E questo non per pregiudiziali ideologiche o per una sterile difesa dei lavoratori FSI, ma perché privarsi di un’azienda che produce utili e che ha chiuso il bilancio semestrale di quest’anno con un attivo di 262 milioni di euro rappresenta un danno per la nostra economia, soprattutto in una prospettiva futura.
“Non ci convince la strategia enunciata dal ministero dell’Economia che bisogna fare le privatizzazioni per ridurre il peso del debito pubblico: prima di mettere sul mercato le aziende migliori, le risorse vanno recuperate con una dura lotta agli sprechi o riducendo fenomeni come l’evasione fiscale”, ha sostenuto ancora Tarlazzi.

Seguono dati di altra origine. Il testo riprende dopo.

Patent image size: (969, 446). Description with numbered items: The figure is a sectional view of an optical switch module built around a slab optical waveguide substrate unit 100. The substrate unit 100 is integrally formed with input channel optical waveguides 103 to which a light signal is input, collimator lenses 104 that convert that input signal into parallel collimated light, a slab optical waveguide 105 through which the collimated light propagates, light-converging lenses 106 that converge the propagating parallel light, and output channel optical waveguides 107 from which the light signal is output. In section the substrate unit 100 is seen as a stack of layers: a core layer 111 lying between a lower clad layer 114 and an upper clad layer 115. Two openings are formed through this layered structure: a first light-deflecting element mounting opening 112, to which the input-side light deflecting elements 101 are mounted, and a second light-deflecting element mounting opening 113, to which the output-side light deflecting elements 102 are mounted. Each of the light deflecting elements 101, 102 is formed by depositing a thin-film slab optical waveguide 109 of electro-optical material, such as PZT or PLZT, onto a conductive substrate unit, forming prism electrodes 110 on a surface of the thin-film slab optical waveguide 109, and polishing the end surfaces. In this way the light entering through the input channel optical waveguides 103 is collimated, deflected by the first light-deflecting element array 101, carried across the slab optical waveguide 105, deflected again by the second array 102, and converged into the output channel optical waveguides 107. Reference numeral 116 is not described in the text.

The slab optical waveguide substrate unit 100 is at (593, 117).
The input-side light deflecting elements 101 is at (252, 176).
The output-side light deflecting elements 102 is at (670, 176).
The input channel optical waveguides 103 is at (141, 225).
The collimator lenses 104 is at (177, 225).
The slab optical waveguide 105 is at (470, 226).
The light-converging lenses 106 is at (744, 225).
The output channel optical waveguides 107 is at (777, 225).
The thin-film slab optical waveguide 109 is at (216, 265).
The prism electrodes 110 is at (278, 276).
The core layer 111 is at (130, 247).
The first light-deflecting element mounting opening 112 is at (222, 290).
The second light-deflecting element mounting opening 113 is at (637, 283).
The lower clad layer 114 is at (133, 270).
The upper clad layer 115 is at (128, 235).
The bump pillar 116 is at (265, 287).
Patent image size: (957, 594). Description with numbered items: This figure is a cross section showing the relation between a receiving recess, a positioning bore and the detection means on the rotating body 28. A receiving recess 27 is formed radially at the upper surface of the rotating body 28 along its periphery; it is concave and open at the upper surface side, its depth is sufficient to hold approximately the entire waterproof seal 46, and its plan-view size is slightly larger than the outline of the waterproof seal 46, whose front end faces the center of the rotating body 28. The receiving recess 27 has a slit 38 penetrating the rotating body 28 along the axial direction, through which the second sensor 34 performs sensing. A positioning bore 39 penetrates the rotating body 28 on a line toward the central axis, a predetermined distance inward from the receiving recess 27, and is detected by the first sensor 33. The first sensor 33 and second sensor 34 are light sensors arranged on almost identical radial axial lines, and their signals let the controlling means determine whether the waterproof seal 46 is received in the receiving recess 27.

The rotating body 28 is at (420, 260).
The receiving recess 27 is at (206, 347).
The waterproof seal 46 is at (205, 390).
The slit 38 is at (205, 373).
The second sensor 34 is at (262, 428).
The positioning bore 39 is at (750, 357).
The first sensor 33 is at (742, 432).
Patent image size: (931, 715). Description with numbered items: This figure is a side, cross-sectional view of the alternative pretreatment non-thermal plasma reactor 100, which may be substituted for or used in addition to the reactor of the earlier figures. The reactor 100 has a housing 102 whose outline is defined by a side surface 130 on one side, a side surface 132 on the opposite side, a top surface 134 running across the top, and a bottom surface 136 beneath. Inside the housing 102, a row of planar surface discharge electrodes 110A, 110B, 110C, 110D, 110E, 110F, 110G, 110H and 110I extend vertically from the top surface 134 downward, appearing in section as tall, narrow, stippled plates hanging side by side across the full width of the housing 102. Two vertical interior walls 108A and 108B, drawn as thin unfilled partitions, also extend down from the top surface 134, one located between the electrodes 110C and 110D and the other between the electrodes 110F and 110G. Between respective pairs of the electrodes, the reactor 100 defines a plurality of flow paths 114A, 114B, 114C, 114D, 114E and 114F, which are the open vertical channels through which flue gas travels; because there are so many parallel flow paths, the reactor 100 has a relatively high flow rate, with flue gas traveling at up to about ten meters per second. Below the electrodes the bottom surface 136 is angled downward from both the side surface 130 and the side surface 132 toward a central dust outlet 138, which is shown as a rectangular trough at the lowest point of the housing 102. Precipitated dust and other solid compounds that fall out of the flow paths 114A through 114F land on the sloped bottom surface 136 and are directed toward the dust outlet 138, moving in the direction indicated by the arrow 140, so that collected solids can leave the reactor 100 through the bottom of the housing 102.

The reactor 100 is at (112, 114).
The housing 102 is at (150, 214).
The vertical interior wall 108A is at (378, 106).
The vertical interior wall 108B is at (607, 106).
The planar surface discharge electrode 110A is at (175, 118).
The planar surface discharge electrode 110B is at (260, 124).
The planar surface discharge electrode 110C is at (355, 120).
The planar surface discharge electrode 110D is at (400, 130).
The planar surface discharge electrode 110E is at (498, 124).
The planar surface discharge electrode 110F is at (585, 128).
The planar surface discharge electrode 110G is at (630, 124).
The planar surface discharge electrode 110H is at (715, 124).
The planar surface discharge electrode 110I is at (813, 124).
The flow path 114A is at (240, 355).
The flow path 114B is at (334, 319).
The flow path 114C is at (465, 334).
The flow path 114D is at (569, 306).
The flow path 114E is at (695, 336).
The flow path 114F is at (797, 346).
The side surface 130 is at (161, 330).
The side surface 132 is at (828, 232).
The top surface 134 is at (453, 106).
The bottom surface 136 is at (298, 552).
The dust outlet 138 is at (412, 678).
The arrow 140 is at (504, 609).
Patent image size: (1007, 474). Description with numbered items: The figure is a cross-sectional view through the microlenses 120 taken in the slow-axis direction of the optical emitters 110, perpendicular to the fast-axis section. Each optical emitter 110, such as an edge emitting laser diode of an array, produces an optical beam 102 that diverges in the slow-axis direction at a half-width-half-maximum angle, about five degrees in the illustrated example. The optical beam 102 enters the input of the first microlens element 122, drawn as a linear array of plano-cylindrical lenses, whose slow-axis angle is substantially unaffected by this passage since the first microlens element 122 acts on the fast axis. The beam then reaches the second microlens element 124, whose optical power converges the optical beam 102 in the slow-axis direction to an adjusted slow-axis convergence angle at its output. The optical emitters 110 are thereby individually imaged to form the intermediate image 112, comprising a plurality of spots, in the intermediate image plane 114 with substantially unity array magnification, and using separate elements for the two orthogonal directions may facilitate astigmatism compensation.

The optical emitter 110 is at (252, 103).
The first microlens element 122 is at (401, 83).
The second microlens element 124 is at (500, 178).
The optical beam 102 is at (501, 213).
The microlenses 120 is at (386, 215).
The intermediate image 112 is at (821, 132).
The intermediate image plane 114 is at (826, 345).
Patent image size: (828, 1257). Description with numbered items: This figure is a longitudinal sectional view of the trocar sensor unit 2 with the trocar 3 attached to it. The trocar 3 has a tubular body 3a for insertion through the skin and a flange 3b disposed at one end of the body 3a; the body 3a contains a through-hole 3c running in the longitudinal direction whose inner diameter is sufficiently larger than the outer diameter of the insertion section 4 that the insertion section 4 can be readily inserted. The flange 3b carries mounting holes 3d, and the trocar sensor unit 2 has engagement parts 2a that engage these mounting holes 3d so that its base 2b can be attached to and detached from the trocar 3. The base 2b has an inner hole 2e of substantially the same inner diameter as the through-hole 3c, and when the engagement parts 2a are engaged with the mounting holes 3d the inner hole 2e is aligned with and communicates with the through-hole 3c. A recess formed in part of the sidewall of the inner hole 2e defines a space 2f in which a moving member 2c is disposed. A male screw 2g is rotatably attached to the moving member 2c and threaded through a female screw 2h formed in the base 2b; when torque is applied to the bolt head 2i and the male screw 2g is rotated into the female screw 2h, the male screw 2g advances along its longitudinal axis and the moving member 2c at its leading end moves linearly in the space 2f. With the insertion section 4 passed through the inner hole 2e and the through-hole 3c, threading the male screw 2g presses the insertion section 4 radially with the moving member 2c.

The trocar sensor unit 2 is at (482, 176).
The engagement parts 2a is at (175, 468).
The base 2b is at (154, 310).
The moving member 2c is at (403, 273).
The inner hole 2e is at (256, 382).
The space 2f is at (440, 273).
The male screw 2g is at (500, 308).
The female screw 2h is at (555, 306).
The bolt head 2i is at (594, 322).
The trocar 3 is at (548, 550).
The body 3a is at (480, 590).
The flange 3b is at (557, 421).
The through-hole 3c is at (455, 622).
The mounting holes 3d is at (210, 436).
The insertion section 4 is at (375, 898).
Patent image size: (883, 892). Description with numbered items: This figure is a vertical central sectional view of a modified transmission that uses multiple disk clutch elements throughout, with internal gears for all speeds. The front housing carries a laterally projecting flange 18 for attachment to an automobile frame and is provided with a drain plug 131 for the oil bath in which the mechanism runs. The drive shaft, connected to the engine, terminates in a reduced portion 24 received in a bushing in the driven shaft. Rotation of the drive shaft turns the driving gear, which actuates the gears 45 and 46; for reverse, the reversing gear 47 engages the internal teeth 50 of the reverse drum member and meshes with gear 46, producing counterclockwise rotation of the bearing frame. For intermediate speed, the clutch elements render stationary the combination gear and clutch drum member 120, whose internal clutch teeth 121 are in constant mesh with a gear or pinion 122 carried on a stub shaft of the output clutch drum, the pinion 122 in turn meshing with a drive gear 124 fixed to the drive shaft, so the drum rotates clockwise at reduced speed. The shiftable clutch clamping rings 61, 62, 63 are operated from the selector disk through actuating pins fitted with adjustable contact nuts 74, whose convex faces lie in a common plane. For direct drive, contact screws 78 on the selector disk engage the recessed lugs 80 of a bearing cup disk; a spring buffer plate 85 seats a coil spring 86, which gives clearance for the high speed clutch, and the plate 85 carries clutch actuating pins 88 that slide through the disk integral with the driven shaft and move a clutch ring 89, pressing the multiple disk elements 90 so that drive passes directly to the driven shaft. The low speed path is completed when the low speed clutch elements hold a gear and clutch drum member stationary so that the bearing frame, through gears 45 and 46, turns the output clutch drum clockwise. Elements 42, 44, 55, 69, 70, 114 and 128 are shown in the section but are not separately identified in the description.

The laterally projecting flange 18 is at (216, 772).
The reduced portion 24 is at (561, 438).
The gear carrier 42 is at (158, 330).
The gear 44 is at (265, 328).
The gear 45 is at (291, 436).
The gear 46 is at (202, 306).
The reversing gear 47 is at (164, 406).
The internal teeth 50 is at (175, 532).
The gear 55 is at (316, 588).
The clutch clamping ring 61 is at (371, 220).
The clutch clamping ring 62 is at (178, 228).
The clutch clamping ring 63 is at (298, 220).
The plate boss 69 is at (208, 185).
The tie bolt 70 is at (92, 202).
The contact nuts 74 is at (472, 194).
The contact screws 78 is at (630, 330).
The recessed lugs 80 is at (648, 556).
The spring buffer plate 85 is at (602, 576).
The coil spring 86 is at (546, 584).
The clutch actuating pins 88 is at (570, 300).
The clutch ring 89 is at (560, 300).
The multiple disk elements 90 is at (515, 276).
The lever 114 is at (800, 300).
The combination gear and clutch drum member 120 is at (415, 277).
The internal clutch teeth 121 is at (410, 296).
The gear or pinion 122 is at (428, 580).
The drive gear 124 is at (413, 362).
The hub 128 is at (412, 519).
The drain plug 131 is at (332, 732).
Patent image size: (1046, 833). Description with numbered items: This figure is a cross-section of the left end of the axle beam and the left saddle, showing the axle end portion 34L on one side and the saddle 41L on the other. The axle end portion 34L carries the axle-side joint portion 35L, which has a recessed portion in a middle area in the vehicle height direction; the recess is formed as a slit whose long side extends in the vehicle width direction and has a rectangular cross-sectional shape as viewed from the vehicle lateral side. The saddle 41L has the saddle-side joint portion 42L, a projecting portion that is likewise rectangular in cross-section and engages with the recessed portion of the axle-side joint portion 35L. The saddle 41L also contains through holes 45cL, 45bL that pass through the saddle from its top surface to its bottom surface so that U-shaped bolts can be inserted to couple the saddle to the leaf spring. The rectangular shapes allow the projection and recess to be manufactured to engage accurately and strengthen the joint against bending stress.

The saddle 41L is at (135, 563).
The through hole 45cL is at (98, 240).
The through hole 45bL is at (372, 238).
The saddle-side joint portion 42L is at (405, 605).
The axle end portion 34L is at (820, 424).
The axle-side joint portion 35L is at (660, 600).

Il segretario generale UilTrasporti ha citato alcuni esempi riguardanti proprio il settore dei trasporti: “Nel nostro Paese l’ultimo piano generale dei trasporti risale a oltre vent’anni fa, nel frattempo abbiamo una rete di interporti e di porti spesso non collegati efficacemente alla ferrovia e un sistema logistico che non riesce a sfruttare le potenzialità del nostro Paese: l’inefficienza della nostra rete logistica ci costa una cifra calcolata in 40 miliardi di euro, una tassa di 700 euro a persona che potrebbe essere restituita ai nostri cittadini e, soprattutto, garantirebbe lo sviluppo di uno dei settori più vitali dell’economia”, ha sottolineato ancora il segretario generale Uilt, che ha anche evidenziato come per garantire un tale sviluppo occorre ancor più investire sulla crescita di azienda come FSI e operare le giuste scelte nell’ambito di una politica nazionale dei trasporti.
“Rappresenta una politica miope barattare il beneficio immediato che si può ricavare in termini di cassa con una vendita ai privati con la rinuncia a investire sugli elementi strutturali che penalizzano la nostra economia”, ha sottolineato ancora l’esponente sindacale, ricordando le contraddizioni di una politica che incentiva – ad esempio – il trasporto stradale e non favorisce la crescita del trasporto ferroviario, a differenza di quanto avviene negli altri paesi. Per la UilTrasporti – ha concluso Tarlazzi – la battaglia contro la privatizzazione di FSI è anche una battaglia per una profonda inversione della politica complessiva del Paese, a cominciare da un settore decisivo come quello dei trasporti.